Addressing Other Questions
- We represent squares as (Mine, Yours, Empty) per Nanda+2023, training separate probe groups from each player's perspective. We will clarify this.
- Detailed analysis of Elo intervention impact would be valuable but is not possible during the discussion phase due to conference review guidelines.
- We did not measure per-move prediction accuracy. The character-level tokenizer loss cannot be straightforwardly converted to move accuracy.
Thanks for the response and clarifications! I'm excited by your findings and to see where this work goes next, and I'm glad that other reviews were quite positive. As raised, your experiments and findings come through. Though I stand by my comments, I think you make a good point highlighting that previous work was done in a synthetic setting. I am raising my score to a to 5: basically I would suggest some revision for clarity and additional experiments to confirm/understand how the elo intervention changes which moves are made.
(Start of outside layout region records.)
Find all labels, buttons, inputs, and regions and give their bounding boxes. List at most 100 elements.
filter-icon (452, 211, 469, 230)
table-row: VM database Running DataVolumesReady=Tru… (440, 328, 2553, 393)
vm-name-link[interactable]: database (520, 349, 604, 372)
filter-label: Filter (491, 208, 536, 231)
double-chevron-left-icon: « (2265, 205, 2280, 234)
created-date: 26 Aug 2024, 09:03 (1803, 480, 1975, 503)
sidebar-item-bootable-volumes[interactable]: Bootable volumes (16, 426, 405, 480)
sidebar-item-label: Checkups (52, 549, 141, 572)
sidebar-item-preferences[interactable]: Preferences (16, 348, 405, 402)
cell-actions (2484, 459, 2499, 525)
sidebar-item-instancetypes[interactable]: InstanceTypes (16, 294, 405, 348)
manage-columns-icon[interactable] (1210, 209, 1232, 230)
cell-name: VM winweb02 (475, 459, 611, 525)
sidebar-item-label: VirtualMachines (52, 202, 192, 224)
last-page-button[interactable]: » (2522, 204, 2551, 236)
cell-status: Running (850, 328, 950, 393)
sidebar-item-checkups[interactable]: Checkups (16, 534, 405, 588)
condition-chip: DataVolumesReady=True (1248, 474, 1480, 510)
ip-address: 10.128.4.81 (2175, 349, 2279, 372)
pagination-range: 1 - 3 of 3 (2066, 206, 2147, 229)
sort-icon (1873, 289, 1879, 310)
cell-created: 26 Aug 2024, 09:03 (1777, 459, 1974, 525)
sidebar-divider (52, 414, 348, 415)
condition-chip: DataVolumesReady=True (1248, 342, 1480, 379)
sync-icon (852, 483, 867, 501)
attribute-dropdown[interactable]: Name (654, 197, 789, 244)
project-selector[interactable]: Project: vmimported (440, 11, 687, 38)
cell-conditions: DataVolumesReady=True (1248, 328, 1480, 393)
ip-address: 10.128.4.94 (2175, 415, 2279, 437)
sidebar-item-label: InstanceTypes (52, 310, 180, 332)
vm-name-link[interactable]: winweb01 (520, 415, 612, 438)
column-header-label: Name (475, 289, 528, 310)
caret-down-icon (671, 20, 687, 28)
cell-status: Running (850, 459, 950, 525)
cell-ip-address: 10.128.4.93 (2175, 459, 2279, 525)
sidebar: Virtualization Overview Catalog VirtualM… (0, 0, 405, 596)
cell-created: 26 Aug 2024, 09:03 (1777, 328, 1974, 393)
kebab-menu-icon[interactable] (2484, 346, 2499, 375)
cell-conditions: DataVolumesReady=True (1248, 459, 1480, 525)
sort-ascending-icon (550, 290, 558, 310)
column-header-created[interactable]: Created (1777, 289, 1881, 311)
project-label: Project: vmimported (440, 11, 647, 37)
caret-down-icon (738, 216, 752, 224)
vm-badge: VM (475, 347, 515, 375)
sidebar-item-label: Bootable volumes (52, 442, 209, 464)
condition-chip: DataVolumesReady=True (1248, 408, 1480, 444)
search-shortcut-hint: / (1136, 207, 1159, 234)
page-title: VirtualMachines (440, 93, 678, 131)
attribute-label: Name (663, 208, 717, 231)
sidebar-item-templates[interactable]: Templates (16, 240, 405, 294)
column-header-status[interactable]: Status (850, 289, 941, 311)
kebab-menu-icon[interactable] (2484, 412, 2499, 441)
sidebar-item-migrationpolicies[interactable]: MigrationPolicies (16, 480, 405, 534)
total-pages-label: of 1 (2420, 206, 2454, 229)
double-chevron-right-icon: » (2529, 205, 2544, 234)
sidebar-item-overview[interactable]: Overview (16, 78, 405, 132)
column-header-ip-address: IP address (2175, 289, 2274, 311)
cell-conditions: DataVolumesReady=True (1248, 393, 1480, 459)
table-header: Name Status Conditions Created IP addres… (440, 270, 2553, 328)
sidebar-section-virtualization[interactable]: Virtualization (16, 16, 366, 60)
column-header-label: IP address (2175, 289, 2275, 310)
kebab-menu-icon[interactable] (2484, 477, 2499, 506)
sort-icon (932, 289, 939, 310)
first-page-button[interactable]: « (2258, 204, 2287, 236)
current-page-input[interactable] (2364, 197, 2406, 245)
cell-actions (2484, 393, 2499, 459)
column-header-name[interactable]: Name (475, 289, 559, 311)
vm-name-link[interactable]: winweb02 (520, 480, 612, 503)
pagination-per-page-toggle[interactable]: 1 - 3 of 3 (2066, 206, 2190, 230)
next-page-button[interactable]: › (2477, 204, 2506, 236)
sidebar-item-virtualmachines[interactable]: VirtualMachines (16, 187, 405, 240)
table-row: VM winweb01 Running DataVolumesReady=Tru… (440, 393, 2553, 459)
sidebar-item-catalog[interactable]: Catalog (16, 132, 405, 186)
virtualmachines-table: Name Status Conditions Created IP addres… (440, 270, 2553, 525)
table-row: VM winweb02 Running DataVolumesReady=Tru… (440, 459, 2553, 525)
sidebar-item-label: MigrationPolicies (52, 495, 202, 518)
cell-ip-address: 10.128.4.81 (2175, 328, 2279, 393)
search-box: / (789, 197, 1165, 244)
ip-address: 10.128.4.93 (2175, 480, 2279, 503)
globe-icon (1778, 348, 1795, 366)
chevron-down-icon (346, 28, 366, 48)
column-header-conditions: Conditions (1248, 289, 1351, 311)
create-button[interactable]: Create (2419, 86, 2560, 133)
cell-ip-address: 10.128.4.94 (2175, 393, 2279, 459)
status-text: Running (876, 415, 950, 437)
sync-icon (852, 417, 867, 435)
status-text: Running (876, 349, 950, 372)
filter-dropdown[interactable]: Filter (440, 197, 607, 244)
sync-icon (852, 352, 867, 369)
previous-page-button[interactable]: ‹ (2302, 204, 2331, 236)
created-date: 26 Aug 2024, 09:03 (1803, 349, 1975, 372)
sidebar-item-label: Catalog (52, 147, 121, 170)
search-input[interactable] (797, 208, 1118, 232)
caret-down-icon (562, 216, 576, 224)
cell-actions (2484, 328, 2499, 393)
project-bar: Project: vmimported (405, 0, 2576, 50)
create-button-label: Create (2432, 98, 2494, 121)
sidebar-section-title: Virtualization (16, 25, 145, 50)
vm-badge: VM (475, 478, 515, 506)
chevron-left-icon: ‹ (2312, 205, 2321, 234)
It looks like your work will be accepted regardless (congratulations!)!
Reviewers are enthusiastic about this work.
Strengths: The consensus is that this analysis of the linear representations within chess-game-trained LM transformers is interesting and clearly presented, with solid experimental findings that are a welcome complement and extension to previous similar work on OthelloGPT. The submission differs from that previous Othello work since Chess is different (and more complex) game; unlike the previous work, the probes here are able to achieve high accuracy on models trained on real gameplay data instead of synthetic data. Reviewers appreciated the experiment design including the causal steering-vector interventions for board state, and they highlighted the novelty and significance of the finding of an ELO skill latent which one reviewer described as the "most exciting" finding of the paper.
Weaknesses: The main weaknesses identified by reviewers indicate the reviewers' wish that the paper explored its findings in even more depth, for example, suggesting further analysis such as expert human analysis of elo interventions. And further analysis of the mechanisms that connect probed states to behavior.
Summary - Chess is one of the most venerable and well-studied classic testbeds for AI, and this paper's development of Chess as a testbed and demonstration for transformer LM interpretation methods will be a real value to the community. The authors should consider adding more in-depth analyses such as those suggested by the reviewers; a full-fleshed analysis that includes human evaluation and a few deeper investigations could make this solid paper into a potentially seminal paper.